Bursa Asia Menguat di Tengah Harapan Selat Hormuz Kembali Dibuka, Harga Minyak Tetap Melonjak

Pasar saham Asia-Pasifik menguat pada awal perdagangan Jumat seiring optimisme investor terhadap kemungkinan dibukanya kembali jalur strategis Selat Hormuz. Sentimen positif pada periode libur Paskah ini muncul setelah kabar Iran dan Oman menyusun protokol untuk “memantau transit” kapal di jalur tersebut, yang memunculkan harapan bahwa rute pelayaran vital bagi distribusi minyak dunia dapat kembali dibuka, setidaknya sebagian.

Wakil Menteri Luar Negeri Iran bidang hukum dan urusan internasional, Kazem Gharibabadi, menyatakan lalu lintas kapal tanker melalui jalur tersebut “harus diawasi dan dikoordinasikan” oleh Iran dan Oman, sebagaimana dilaporkan kantor berita pemerintah Iran.

Meski ada harapan terkait akses pelayaran, harga minyak dunia masih menunjukkan lonjakan tajam. Minyak mentah Amerika Serikat naik hampir 12% ke USD 112,06 per barel, sementara minyak acuan global Brent menguat sekitar 8% ke USD 109,24 per barel.

Selain itu, harga spot untuk pengiriman fisik minyak Brent dilaporkan melonjak hingga USD 141,36 per barel pada Kamis, yang disebut sebagai level tertinggi sejak krisis keuangan global 2008.

Di kawasan Asia, penguatan pasar dipimpin Korea Selatan. Indeks Kospi melonjak 3,25% dan indeks saham berkapitalisasi kecil Kosdaq naik 2,15%. Di Jepang, indeks Nikkei 225 menguat 1,67% dan Topix naik 1,38%.

Sementara itu, bursa Australia dan Hong Kong tutup karena libur Paskah.
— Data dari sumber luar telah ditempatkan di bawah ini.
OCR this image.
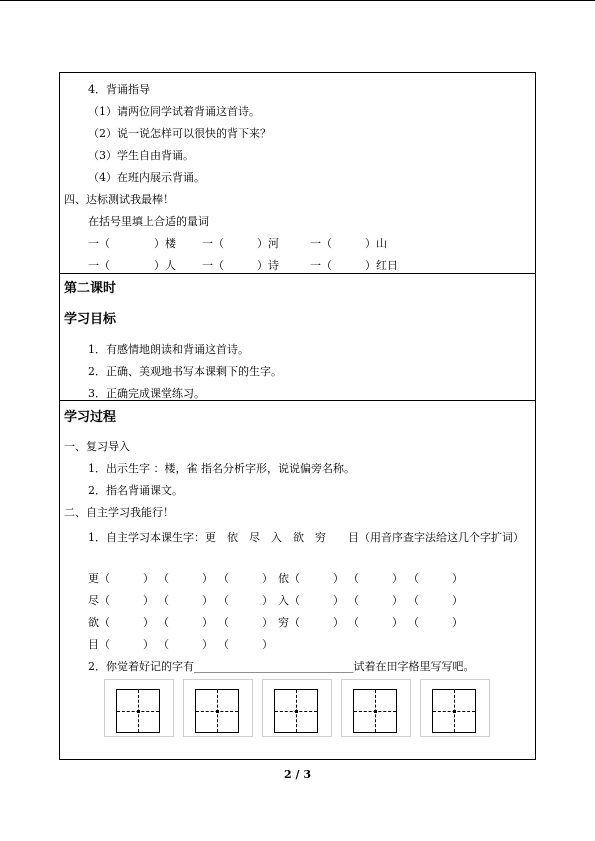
4．背诵指导
（1）请两位同学试着背诵这首诗。
（2）说一说怎样可以很快的背下来？
（3）学生自由背诵。
（4）在班内展示背诵。
四、达标测试我最棒！
在括号里填上合适的量词
一（　　　　）楼 一（　　　）河	一（　　　）山
一（　　　　）人 一（　　　）诗	一（　　　）红日
第二课时
学习目标
1．有感情地朗读和背诵这首诗。
2．正确、美观地书写本课剩下的生字。
3．正确完成课堂练习。
学习过程
一、复习导入
1．出示生字 ：楼，雀 指名分析字形，说说偏旁名称。
2．指名背诵课文。
二、自主学习我能行！
1．自主学习本课生字：更　依　尽　入　欲　穷　　目（用音序查字法给这几个字扩词）
更（　　　） （　　　） （　　　） 依（　　　） （　　　） （　　　）
尽（　　　） （　　　） （　　　） 入（　　　） （　　　） （　　　）
欲（　　　） （　　　） （　　　） 穷（　　　） （　　　） （　　　）
目（　　　） （　　　） （　　　）
2．你觉着好记的字有_____________________________试着在田字格里写写吧。
2 / 3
Di Amerika Serikat, pergerakan pasar cenderung stabil. Kontrak berjangka S&P 500 tercatat stagnan, Nasdaq-100 turun tipis 0,07%, dan kontrak berjangka Dow Jones Industrial Average naik 9 poin atau 0,02%.

Pada perdagangan sebelumnya di Wall Street, indeks utama bergerak fluktuatif di tengah lonjakan harga minyak, namun ditutup relatif datar. Dow Jones turun 61,07 poin atau 0,13%, S&P 500 naik 0,11%, dan Nasdaq Composite menguat 0,18%.

Pergerakan ini mencerminkan investor global masih mencermati perkembangan konflik di Timur Tengah, terutama terkait potensi gangguan terhadap pasokan energi dunia.